TBP is een onderdeel van het TFIID-complex, dat bestaat uit:
TBP zelf
TAF's (TBP-associated factors)
🧬 2. Rol van TBP in transcriptie-initiatie
✔ Stap 1 van het pre-initiation complex (PIC)
TBP is het eerste eiwit dat bindt aan de TATA-box (meestal rond -25 tot -30 bp upstream van het transcriptie startpunt).

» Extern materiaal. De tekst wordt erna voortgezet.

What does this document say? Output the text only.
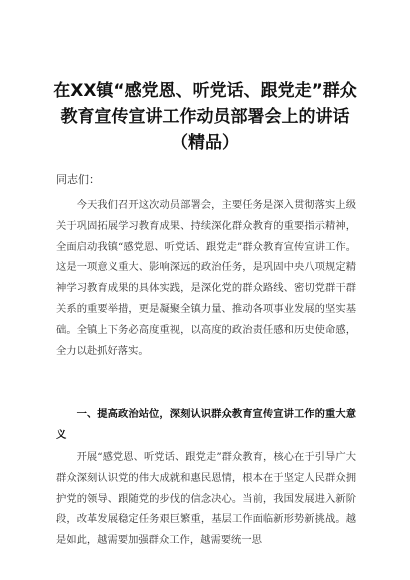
在XX镇“感党恩、听党话、跟党走”群众
教育宣传宣讲工作动员部署会上的讲话
（精品）
同志们：
今天我们召开这次动员部署会，主要任务是深入贯彻落实上级关于巩固拓展学习教育成果、持续深化群众教育的重要指示精神，全面启动我镇“感党恩、听党话、跟党走”群众教育宣传宣讲工作。这是一项意义重大、影响深远的政治任务，是巩固中央八项规定精神学习教育成果的具体实践，是深化党的群众路线、密切党群干群关系的重要举措，更是凝聚全镇力量、推动各项事业发展的坚实基础。全镇上下务必高度重视，以高度的政治责任感和历史使命感，全力以赴抓好落实。
一、提高政治站位，深刻认识群众教育宣传宣讲工作的重大意义
开展“感党恩、听党话、跟党走”群众教育，核心在于引导广大群众深刻认识党的伟大成就和惠民恩情，根本在于坚定人民群众拥护党的领导、跟随党的步伐的信念决心。当前，我国发展进入新阶段，改革发展稳定任务艰巨繁重，基层工作面临新形势新挑战。越是如此，越需要加强群众工作，越需要统一思
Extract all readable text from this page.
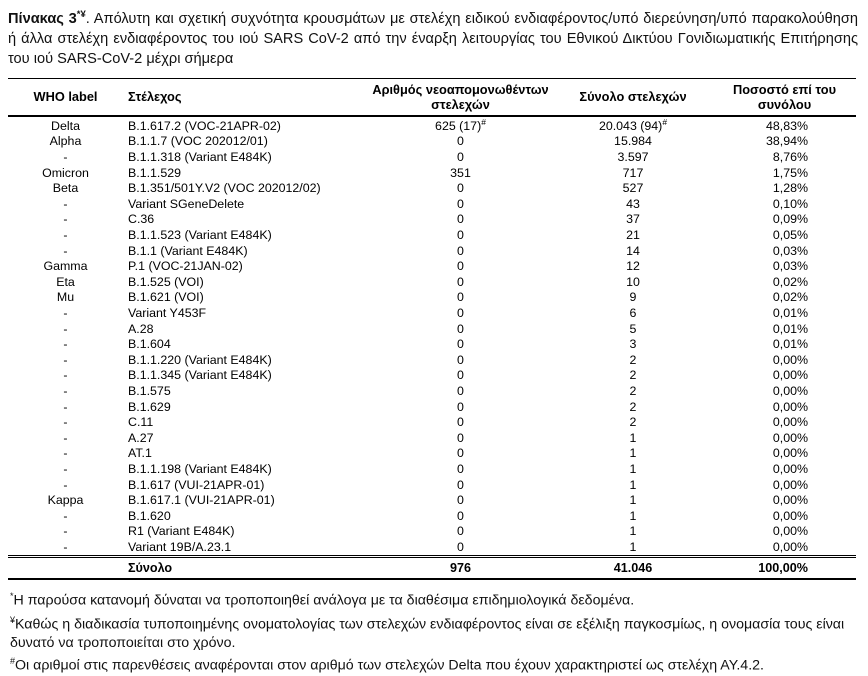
Πίνακας 3*¥. Απόλυτη και σχετική συχνότητα κρουσμάτων με στελέχη ειδικού ενδιαφέροντος/υπό διερεύνηση/υπό παρακολούθηση ή άλλα στελέχη ενδιαφέροντος του ιού SARS CoV-2 από την έναρξη λειτουργίας του Εθνικού Δικτύου Γονιδιωματικής Επιτήρησης του ιού SARS-CoV-2 μέχρι σήμερα

WHO label	Στέλεχος	Αριθμός νεοαπομονωθέντων στελεχών	Σύνολο στελεχών	Ποσοστό επί του συνόλου
Delta	B.1.617.2 (VOC-21APR-02)	625 (17)#	20.043 (94)#	48,83%
Alpha	B.1.1.7 (VOC 202012/01)	0	15.984	38,94%
-	B.1.1.318 (Variant E484K)	0	3.597	8,76%
Omicron	B.1.1.529	351	717	1,75%
Beta	B.1.351/501Y.V2 (VOC 202012/02)	0	527	1,28%
-	Variant SGeneDelete	0	43	0,10%
-	C.36	0	37	0,09%
-	B.1.1.523 (Variant E484K)	0	21	0,05%
-	B.1.1 (Variant E484K)	0	14	0,03%
Gamma	P.1 (VOC-21JAN-02)	0	12	0,03%
Eta	B.1.525 (VOI)	0	10	0,02%
Mu	B.1.621 (VOI)	0	9	0,02%
-	Variant Y453F	0	6	0,01%
-	A.28	0	5	0,01%
-	B.1.604	0	3	0,01%
-	B.1.1.220 (Variant E484K)	0	2	0,00%
-	B.1.1.345 (Variant E484K)	0	2	0,00%
-	B.1.575	0	2	0,00%
-	B.1.629	0	2	0,00%
-	C.11	0	2	0,00%
-	A.27	0	1	0,00%
-	AT.1	0	1	0,00%
-	B.1.1.198 (Variant E484K)	0	1	0,00%
-	B.1.617 (VUI-21APR-01)	0	1	0,00%
Kappa	B.1.617.1 (VUI-21APR-01)	0	1	0,00%
-	B.1.620	0	1	0,00%
-	R1 (Variant E484K)	0	1	0,00%
-	Variant 19B/A.23.1	0	1	0,00%
	Σύνολο	976	41.046	100,00%

*Η παρούσα κατανομή δύναται να τροποποιηθεί ανάλογα με τα διαθέσιμα επιδημιολογικά δεδομένα.

¥Καθώς η διαδικασία τυποποιημένης ονοματολογίας των στελεχών ενδιαφέροντος είναι σε εξέλιξη παγκοσμίως, η ονομασία τους είναι δυνατό να τροποποιείται στο χρόνο.

#Οι αριθμοί στις παρενθέσεις αναφέρονται στον αριθμό των στελεχών Delta που έχουν χαρακτηριστεί ως στελέχη ΑΥ.4.2.
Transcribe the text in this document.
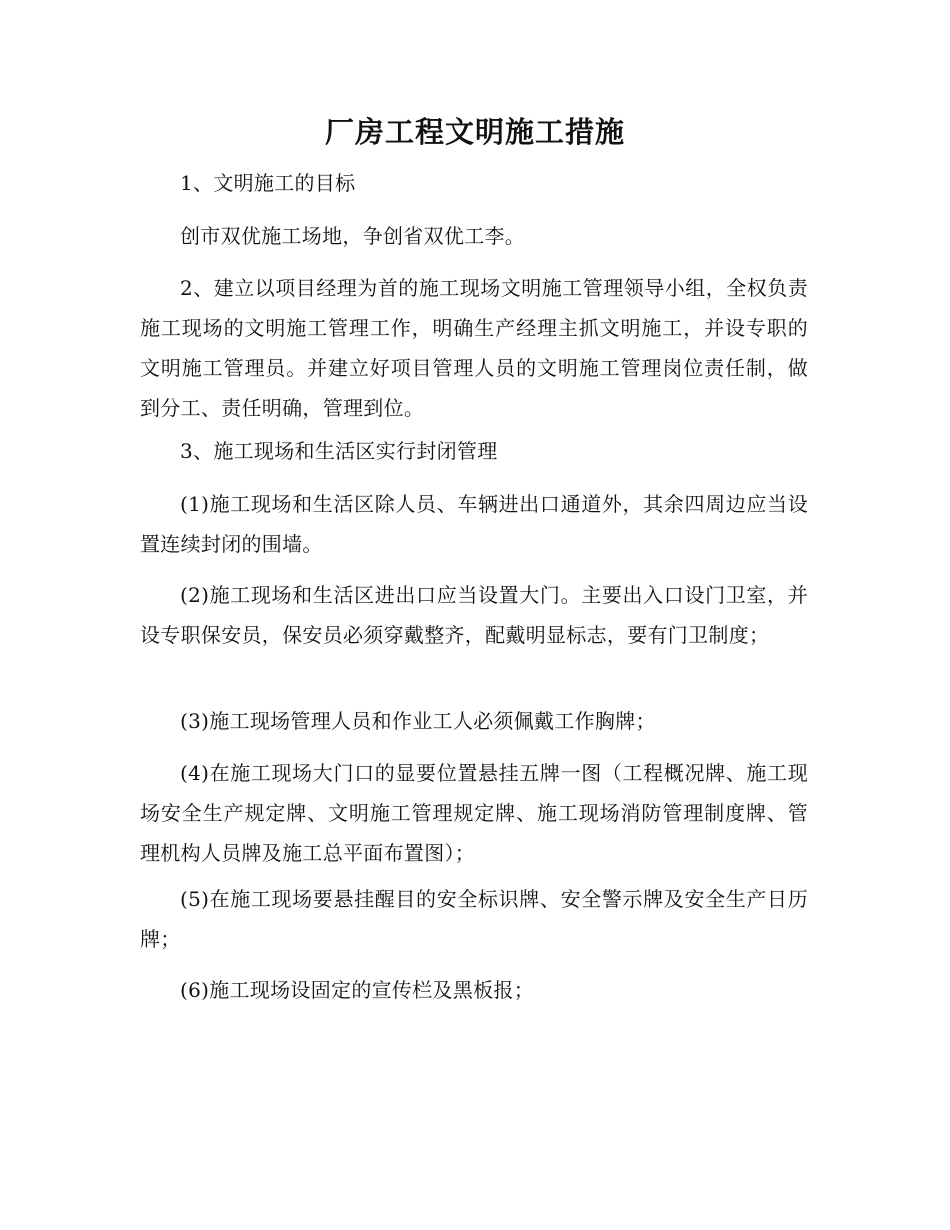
厂房工程文明施工措施

1、文明施工的目标

创市双优施工场地，争创省双优工李。

2、建立以项目经理为首的施工现场文明施工管理领导小组，全权负责施工现场的文明施工管理工作，明确生产经理主抓文明施工，并设专职的文明施工管理员。并建立好项目管理人员的文明施工管理岗位责任制，做到分工、责任明确，管理到位。

3、施工现场和生活区实行封闭管理

(1)施工现场和生活区除人员、车辆进出口通道外，其余四周边应当设置连续封闭的围墙。

(2)施工现场和生活区进出口应当设置大门。主要出入口设门卫室，并设专职保安员，保安员必须穿戴整齐，配戴明显标志，要有门卫制度；

(3)施工现场管理人员和作业工人必须佩戴工作胸牌；

(4)在施工现场大门口的显要位置悬挂五牌一图（工程概况牌、施工现场安全生产规定牌、文明施工管理规定牌、施工现场消防管理制度牌、管理机构人员牌及施工总平面布置图）；

(5)在施工现场要悬挂醒目的安全标识牌、安全警示牌及安全生产日历牌；

(6)施工现场设固定的宣传栏及黑板报；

✔ Startsignaal voor andere TF's
Na binding van TBP worden TFIIA en TFIIB gerekruteerd, wat leidt tot de opbouw van het volledige PIC en de rekrutering van RNA-polymerase II.
✔ Specifieke binding
TBP herkent en bindt aan de minor groove van de TATA-box → dit is bijzonder, want de meeste transcriptiefactoren binden in de major groove.
🧬 3. Hoe beïnvloedt TBP de DNA-structuur?
TBP veroorzaakt een lokale buiging van het DNA van ongeveer 80° tot 90°, waardoor:
de dubbele helix lokaal wordt geopend;
andere transcriptiefactoren gemakkelijker toegang krijgen tot het DNA;
de initiatie van transcriptie gestimuleerd wordt.
De concave zijde van TBP bindt aan de TATA-box, terwijl de convexe zijde interageert met andere transcriptiefactoren (zoals TFIIA, TFIIB, TAF’s).
🧠 Kort samengevat:
TBP is het eiwit dat de TATA-box in de core promotor herkent en bindt. Het vormt het startpunt voor de opbouw van het transcriptie-initiatiecomplex door het DNA te buigen en andere transcriptiefactoren aan te trekken.